Eppure la richiesta del ritorno al lavoro in smart girava da giorni sui tavoli dei sindacati, preoccupati dall'aumento dei contagi per la massiccia presenza di lavoratori nelle sedi fisiche. Insomma sembrava il momento opportuno per tornare al passato. «Si tratta ovviamente di una soluzione temporanea, già sperimentata con successo e riproponibile oggi con i necessari miglioramenti» ha spiegato il segretario della Uil per la Pubblica Amministrazione, Sandro Colombi. «A differenza di quanto accaduto a marzo del 2020 oggi le amministrazioni hanno a disposizione strumenti normativi e contrattuali molto più efficaci per gestire con flessibilità e intelligenza l'organizzazione del lavoro da remoto» ha aggiunto il rappresentante del sindacato guidato da Pierluigi Bombardieri. L'invito alle amministrazioni è stato dunque quello di organizzare comunque un maggior ricorso al lavoro agile nel quadro di regole già definite. La risposta del dipartimento per la Funzione Pubblica è stata di tutt'altro avviso. «La linea fin qui seguita dal Governo - è stato spiegato grazie alle vaccinazioni, al green pass e al super green pass, ha reso pienamente compatibile il massimo livello di apertura delle attività economiche, sociali e culturali con il massimo livello di sicurezza sanitaria». Il dipartimento ha quindi definito «incomprensibile» la richiesta di un ritorno di «tutti a casa» perché il contesto attuale è diverso da quello presente nel lockdown generalizzato della prima parte della pandemia. Non solo.

 

 

La possibilità c'è comunque. «Le amministrazioni pubbliche possono decidere la rotazione del personale consentendo il lavoro agile anche fino al 49% sulla base di una programmazione mensile, o anche più lunga». A sostenere la linea di Brunetta buona parte della politica di centrodestra. «Non possiamo che appoggiare la presa di posizione del ministro Brunetta che trova incomprensibile la richiesta dei sindacati di un ritorno allo smartworking generalizzato per tutto il pubblico impiego» ha dichiarato Michaela Biancofiore, parlamentare di Coraggio Italia, già sottosegretario alla Pa.
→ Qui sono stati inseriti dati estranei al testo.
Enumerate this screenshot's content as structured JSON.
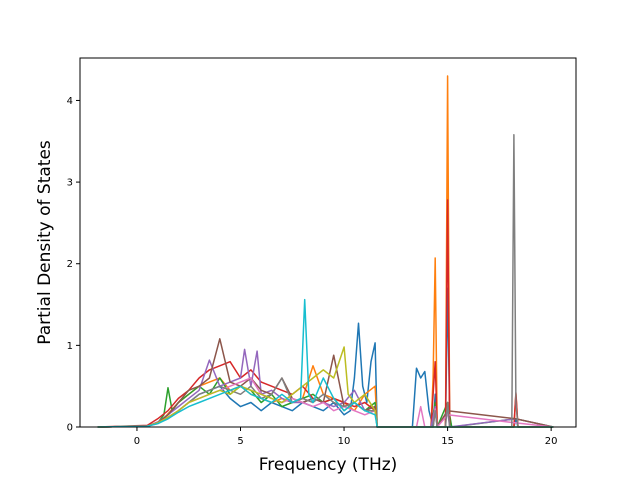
{
  "chart_data": {
    "type": "line",
    "xlabel": "Frequency (THz)",
    "ylabel": "Partial Density of States",
    "xlim": [
      -2.75,
      21.2
    ],
    "ylim": [
      0,
      4.52
    ],
    "x_ticks": [
      0,
      5,
      10,
      15,
      20
    ],
    "x_tick_labels": [
      "0",
      "5",
      "10",
      "15",
      "20"
    ],
    "y_ticks": [
      0,
      1,
      2,
      3,
      4
    ],
    "y_tick_labels": [
      "0",
      "1",
      "2",
      "3",
      "4"
    ],
    "grid": false,
    "legend": "none",
    "colors": [
      "#1f77b4",
      "#ff7f0e",
      "#2ca02c",
      "#d62728",
      "#9467bd",
      "#8c564b",
      "#e377c2",
      "#7f7f7f",
      "#bcbd22",
      "#17becf"
    ],
    "series": [
      {
        "color": "#1f77b4",
        "x": [
          -1.9,
          0.5,
          1.0,
          1.5,
          2.0,
          2.5,
          3.0,
          3.5,
          4.0,
          4.5,
          5.0,
          5.5,
          6.0,
          6.5,
          7.0,
          7.5,
          8.0,
          8.5,
          9.0,
          9.5,
          10.0,
          10.3,
          10.5,
          10.7,
          10.9,
          11.1,
          11.3,
          11.5,
          11.6,
          13.3,
          13.5,
          13.7,
          13.9,
          14.1,
          14.3,
          14.4,
          14.5,
          14.9,
          15.0,
          15.1,
          15.2,
          18.2,
          18.3,
          18.4,
          20.1
        ],
        "y": [
          0,
          0.01,
          0.05,
          0.12,
          0.2,
          0.3,
          0.4,
          0.45,
          0.5,
          0.35,
          0.25,
          0.3,
          0.2,
          0.3,
          0.25,
          0.2,
          0.3,
          0.25,
          0.2,
          0.3,
          0.15,
          0.2,
          0.6,
          1.27,
          0.5,
          0.3,
          0.8,
          1.03,
          0.0,
          0.0,
          0.72,
          0.6,
          0.68,
          0.2,
          0.0,
          0.4,
          0.0,
          0.0,
          1.7,
          0.1,
          0.0,
          0.0,
          0.1,
          0.0,
          0
        ]
      },
      {
        "color": "#ff7f0e",
        "x": [
          -1.9,
          0.5,
          1.2,
          2.0,
          2.5,
          3.0,
          3.5,
          4.0,
          4.5,
          5.0,
          5.5,
          6.0,
          6.5,
          7.0,
          7.5,
          8.0,
          8.5,
          9.0,
          9.5,
          10.0,
          10.5,
          11.0,
          11.5,
          11.6,
          14.2,
          14.3,
          14.4,
          14.5,
          14.9,
          15.0,
          15.1,
          15.2,
          18.2,
          18.3,
          18.4,
          20.1
        ],
        "y": [
          0,
          0.01,
          0.08,
          0.3,
          0.4,
          0.5,
          0.55,
          0.6,
          0.45,
          0.5,
          0.4,
          0.35,
          0.3,
          0.35,
          0.3,
          0.35,
          0.75,
          0.4,
          0.35,
          0.3,
          0.2,
          0.4,
          0.5,
          0.0,
          0.0,
          0.6,
          2.07,
          0.0,
          0.0,
          4.3,
          0.0,
          0.0,
          0.0,
          0.4,
          0.0,
          0
        ]
      },
      {
        "color": "#2ca02c",
        "x": [
          -1.9,
          0.5,
          1.0,
          1.3,
          1.5,
          1.7,
          2.0,
          2.5,
          3.0,
          3.5,
          4.0,
          4.5,
          5.0,
          5.5,
          6.0,
          6.5,
          7.0,
          7.5,
          8.0,
          8.5,
          9.0,
          9.5,
          10.0,
          10.5,
          11.0,
          11.5,
          11.6,
          14.2,
          14.4,
          14.5,
          15.0,
          15.2,
          18.3,
          20.1
        ],
        "y": [
          0,
          0.01,
          0.05,
          0.15,
          0.48,
          0.2,
          0.3,
          0.4,
          0.5,
          0.4,
          0.6,
          0.4,
          0.5,
          0.45,
          0.3,
          0.4,
          0.25,
          0.3,
          0.35,
          0.4,
          0.3,
          0.35,
          0.2,
          0.3,
          0.2,
          0.3,
          0.0,
          0.0,
          0.3,
          0.0,
          0.3,
          0.0,
          0.1,
          0
        ]
      },
      {
        "color": "#d62728",
        "x": [
          -1.9,
          0.5,
          1.0,
          1.5,
          2.0,
          2.5,
          3.0,
          3.5,
          4.0,
          4.5,
          5.0,
          5.5,
          6.0,
          6.5,
          7.0,
          7.5,
          8.0,
          8.5,
          9.0,
          9.5,
          10.0,
          10.5,
          11.0,
          11.5,
          11.6,
          14.2,
          14.4,
          14.5,
          14.9,
          15.0,
          15.1,
          18.2,
          18.3,
          18.4,
          20.1
        ],
        "y": [
          0,
          0.02,
          0.1,
          0.2,
          0.35,
          0.45,
          0.6,
          0.7,
          0.75,
          0.8,
          0.6,
          0.7,
          0.55,
          0.5,
          0.45,
          0.4,
          0.5,
          0.35,
          0.3,
          0.35,
          0.3,
          0.25,
          0.3,
          0.2,
          0.0,
          0.0,
          0.8,
          0.0,
          0.0,
          2.78,
          0.0,
          0.0,
          0.42,
          0.0,
          0
        ]
      },
      {
        "color": "#9467bd",
        "x": [
          -1.9,
          0.5,
          1.0,
          1.5,
          2.0,
          2.5,
          3.0,
          3.5,
          4.0,
          4.5,
          5.0,
          5.2,
          5.5,
          5.8,
          6.0,
          6.5,
          7.0,
          7.5,
          8.0,
          8.5,
          9.0,
          9.5,
          10.0,
          10.5,
          11.0,
          11.5,
          11.6,
          14.2,
          14.4,
          14.5,
          15.0,
          15.1,
          18.3,
          20.1
        ],
        "y": [
          0,
          0.01,
          0.06,
          0.15,
          0.25,
          0.35,
          0.45,
          0.82,
          0.5,
          0.55,
          0.6,
          0.95,
          0.5,
          0.93,
          0.4,
          0.45,
          0.35,
          0.3,
          0.3,
          0.35,
          0.3,
          0.25,
          0.3,
          0.45,
          0.2,
          0.25,
          0.0,
          0.0,
          0.25,
          0.0,
          0.2,
          0.0,
          0.1,
          0
        ]
      },
      {
        "color": "#8c564b",
        "x": [
          -1.9,
          0.5,
          1.0,
          1.5,
          2.0,
          2.5,
          3.0,
          3.5,
          4.0,
          4.5,
          5.0,
          5.5,
          6.0,
          6.5,
          7.0,
          7.5,
          8.0,
          8.5,
          9.0,
          9.5,
          10.0,
          10.5,
          11.0,
          11.5,
          11.6,
          14.3,
          14.4,
          14.5,
          15.0,
          18.3,
          20.1
        ],
        "y": [
          0,
          0.01,
          0.05,
          0.15,
          0.3,
          0.45,
          0.5,
          0.6,
          1.08,
          0.55,
          0.5,
          0.6,
          0.45,
          0.4,
          0.6,
          0.35,
          0.3,
          0.35,
          0.3,
          0.88,
          0.25,
          0.3,
          0.2,
          0.25,
          0.0,
          0.0,
          0.2,
          0.0,
          0.2,
          0.1,
          0
        ]
      },
      {
        "color": "#e377c2",
        "x": [
          -1.9,
          0.5,
          1.0,
          1.5,
          2.0,
          2.5,
          3.0,
          3.5,
          4.0,
          4.5,
          5.0,
          5.5,
          6.0,
          6.5,
          7.0,
          7.5,
          8.0,
          8.5,
          9.0,
          9.5,
          10.0,
          10.5,
          11.0,
          11.5,
          11.6,
          13.5,
          13.7,
          13.9,
          14.3,
          14.4,
          14.5,
          15.0,
          18.3,
          20.1
        ],
        "y": [
          0,
          0.01,
          0.04,
          0.12,
          0.2,
          0.3,
          0.35,
          0.4,
          0.45,
          0.5,
          0.55,
          0.6,
          0.4,
          0.35,
          0.3,
          0.35,
          0.3,
          0.25,
          0.3,
          0.2,
          0.25,
          0.2,
          0.15,
          0.2,
          0.0,
          0.0,
          0.25,
          0.0,
          0.0,
          0.22,
          0.0,
          0.15,
          0.05,
          0
        ]
      },
      {
        "color": "#7f7f7f",
        "x": [
          -1.9,
          0.5,
          1.0,
          1.5,
          2.0,
          2.5,
          3.0,
          3.5,
          4.0,
          4.5,
          5.0,
          5.5,
          6.0,
          6.5,
          7.0,
          7.5,
          8.0,
          8.5,
          9.0,
          9.5,
          10.0,
          10.5,
          11.0,
          11.5,
          11.6,
          14.3,
          14.4,
          14.5,
          14.9,
          15.0,
          15.1,
          18.1,
          18.2,
          18.3,
          18.4,
          20.1
        ],
        "y": [
          0,
          0.01,
          0.05,
          0.1,
          0.2,
          0.3,
          0.4,
          0.45,
          0.5,
          0.45,
          0.4,
          0.5,
          0.35,
          0.4,
          0.6,
          0.3,
          0.35,
          0.3,
          0.4,
          0.3,
          0.25,
          0.3,
          0.2,
          0.2,
          0.0,
          0.0,
          0.2,
          0.0,
          0.0,
          0.3,
          0.0,
          0.0,
          3.58,
          0.3,
          0.0,
          0
        ]
      },
      {
        "color": "#bcbd22",
        "x": [
          -1.9,
          0.5,
          1.0,
          1.5,
          2.0,
          2.5,
          3.0,
          3.5,
          4.0,
          4.5,
          5.0,
          5.5,
          6.0,
          6.5,
          7.0,
          7.5,
          8.0,
          8.5,
          9.0,
          9.5,
          10.0,
          10.2,
          10.5,
          11.0,
          11.5,
          11.6,
          14.4,
          15.0,
          18.3,
          20.1
        ],
        "y": [
          0,
          0.01,
          0.05,
          0.12,
          0.2,
          0.3,
          0.35,
          0.4,
          0.45,
          0.4,
          0.5,
          0.45,
          0.4,
          0.35,
          0.3,
          0.4,
          0.5,
          0.6,
          0.7,
          0.6,
          0.98,
          0.4,
          0.3,
          0.4,
          0.2,
          0.0,
          0.0,
          0.0,
          0.0,
          0
        ]
      },
      {
        "color": "#17becf",
        "x": [
          -1.9,
          0.5,
          1.0,
          1.5,
          2.0,
          2.5,
          3.0,
          3.5,
          4.0,
          4.5,
          5.0,
          5.5,
          6.0,
          6.5,
          7.0,
          7.5,
          7.9,
          8.1,
          8.3,
          8.5,
          9.0,
          9.5,
          10.0,
          10.5,
          11.0,
          11.5,
          11.6,
          14.4,
          15.0,
          18.3,
          20.1
        ],
        "y": [
          0,
          0.01,
          0.04,
          0.1,
          0.18,
          0.25,
          0.3,
          0.35,
          0.4,
          0.45,
          0.5,
          0.4,
          0.35,
          0.3,
          0.4,
          0.3,
          0.35,
          1.56,
          0.4,
          0.3,
          0.6,
          0.35,
          0.2,
          0.3,
          0.2,
          0.15,
          0.0,
          0.0,
          0.0,
          0.0,
          0
        ]
      }
    ]
  }
}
Anche Annalisa Baroni, deputata di Forza Italia si è espressa sulla stessa linea: «Brunetta, ha avviato un cambiamento virtuoso con l'approvazione di regole e linee guida sullo smartworking, ampiamente condivise con sindacati, politica e amministrazioni locali e centrali, che già permettono ampia flessibilità per organizzare sia la presenza, sia il lavoro a distanza».